As mentioned earlier, the method of adding JSON.parse through regular extraction has a high error rate. To achieve the above extraction and completion, we need to extract and complete the content returned by LLM into standard JSON data to achieve controllable JSON data extraction. Then write a timer during the streaming output process, and go through the design assembly + rendering process every once in a while.

As shown in the following figure, the entire rendering process is simplified to five frames:

JSON extraction and completion algorithms

The figure above shows the running flow of the entire algorithm, the core of which is to implement a finite state automaton to generate a standardized JSON data format by parsing strings one by one and assembling and supplementing them.
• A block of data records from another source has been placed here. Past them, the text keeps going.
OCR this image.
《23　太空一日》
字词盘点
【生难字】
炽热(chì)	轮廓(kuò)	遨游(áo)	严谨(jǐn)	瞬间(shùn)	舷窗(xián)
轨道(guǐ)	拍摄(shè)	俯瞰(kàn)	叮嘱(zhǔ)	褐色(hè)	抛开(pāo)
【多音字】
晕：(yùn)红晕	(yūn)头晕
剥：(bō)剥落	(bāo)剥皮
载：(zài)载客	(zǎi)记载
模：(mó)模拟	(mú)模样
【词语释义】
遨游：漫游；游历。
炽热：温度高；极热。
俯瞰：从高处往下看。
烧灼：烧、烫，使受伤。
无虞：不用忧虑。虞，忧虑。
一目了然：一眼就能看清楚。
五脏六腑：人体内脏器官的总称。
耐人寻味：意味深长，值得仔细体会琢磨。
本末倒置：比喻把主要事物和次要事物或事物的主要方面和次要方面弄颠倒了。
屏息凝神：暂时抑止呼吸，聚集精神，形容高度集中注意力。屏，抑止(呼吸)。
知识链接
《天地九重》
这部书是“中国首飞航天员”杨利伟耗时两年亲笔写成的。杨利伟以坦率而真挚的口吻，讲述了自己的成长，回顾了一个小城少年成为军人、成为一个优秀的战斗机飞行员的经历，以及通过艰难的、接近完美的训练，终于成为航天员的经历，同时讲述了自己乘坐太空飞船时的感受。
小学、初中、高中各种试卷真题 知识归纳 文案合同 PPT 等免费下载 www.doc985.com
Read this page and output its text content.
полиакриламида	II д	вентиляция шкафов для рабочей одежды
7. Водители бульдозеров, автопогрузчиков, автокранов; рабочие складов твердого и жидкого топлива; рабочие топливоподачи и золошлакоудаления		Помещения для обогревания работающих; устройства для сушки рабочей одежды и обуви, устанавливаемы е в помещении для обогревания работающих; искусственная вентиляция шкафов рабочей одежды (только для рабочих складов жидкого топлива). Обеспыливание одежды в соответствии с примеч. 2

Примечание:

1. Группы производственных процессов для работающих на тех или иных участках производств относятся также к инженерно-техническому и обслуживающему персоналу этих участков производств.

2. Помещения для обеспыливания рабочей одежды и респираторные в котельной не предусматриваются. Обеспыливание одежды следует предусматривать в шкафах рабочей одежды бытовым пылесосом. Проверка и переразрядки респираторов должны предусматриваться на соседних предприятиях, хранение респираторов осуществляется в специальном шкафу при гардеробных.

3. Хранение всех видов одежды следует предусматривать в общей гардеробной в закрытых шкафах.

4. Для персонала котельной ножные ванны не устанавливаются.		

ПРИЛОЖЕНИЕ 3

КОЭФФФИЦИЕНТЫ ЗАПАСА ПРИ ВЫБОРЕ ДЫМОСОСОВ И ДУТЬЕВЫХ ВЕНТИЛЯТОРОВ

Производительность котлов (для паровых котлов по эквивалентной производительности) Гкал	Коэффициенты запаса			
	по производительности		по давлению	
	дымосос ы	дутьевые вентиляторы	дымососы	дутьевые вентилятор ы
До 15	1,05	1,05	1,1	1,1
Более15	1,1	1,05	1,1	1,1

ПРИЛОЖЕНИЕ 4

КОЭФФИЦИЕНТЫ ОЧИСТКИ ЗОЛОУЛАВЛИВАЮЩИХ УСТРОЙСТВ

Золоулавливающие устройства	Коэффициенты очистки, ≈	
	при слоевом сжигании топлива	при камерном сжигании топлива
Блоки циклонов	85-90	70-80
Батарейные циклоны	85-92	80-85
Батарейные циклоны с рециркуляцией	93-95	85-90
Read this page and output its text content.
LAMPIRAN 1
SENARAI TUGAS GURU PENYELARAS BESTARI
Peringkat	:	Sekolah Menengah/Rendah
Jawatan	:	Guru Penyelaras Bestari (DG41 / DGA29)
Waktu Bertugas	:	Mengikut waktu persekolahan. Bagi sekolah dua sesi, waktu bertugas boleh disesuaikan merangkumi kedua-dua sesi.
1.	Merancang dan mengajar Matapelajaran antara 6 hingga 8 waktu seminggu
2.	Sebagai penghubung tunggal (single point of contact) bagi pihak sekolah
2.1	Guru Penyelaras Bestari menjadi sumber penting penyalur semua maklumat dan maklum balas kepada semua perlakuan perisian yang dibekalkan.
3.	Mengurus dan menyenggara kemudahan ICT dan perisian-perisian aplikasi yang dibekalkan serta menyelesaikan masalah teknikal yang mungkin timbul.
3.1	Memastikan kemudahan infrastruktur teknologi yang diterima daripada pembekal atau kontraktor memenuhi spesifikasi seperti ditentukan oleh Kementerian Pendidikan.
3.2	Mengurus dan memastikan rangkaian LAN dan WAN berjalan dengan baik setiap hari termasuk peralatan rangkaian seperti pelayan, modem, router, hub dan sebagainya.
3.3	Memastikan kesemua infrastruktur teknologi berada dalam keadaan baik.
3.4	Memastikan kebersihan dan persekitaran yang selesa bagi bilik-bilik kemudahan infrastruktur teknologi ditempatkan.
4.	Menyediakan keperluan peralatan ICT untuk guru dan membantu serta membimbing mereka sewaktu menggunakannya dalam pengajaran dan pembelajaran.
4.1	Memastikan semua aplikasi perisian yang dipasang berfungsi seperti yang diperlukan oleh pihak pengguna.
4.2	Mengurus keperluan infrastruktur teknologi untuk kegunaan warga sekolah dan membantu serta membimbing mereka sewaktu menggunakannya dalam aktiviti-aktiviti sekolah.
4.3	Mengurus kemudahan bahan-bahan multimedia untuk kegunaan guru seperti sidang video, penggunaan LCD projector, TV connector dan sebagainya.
Example of an analytic model

summary

In this article, we summarize in detail the functional disassembly and implementation ideas required to implement an AI visual analysis model. On this basis, the problems encountered when generating structured data with LLM and their corresponding solutions are also shared. We believe that these lessons learned can provide valuable help to our peers working in this field to better understand and master these technologies. At the same time, these experiences can also provide useful references for subsequent research work. We hope that these summaries will provide readers with clear and detailed guidance and practical ideas.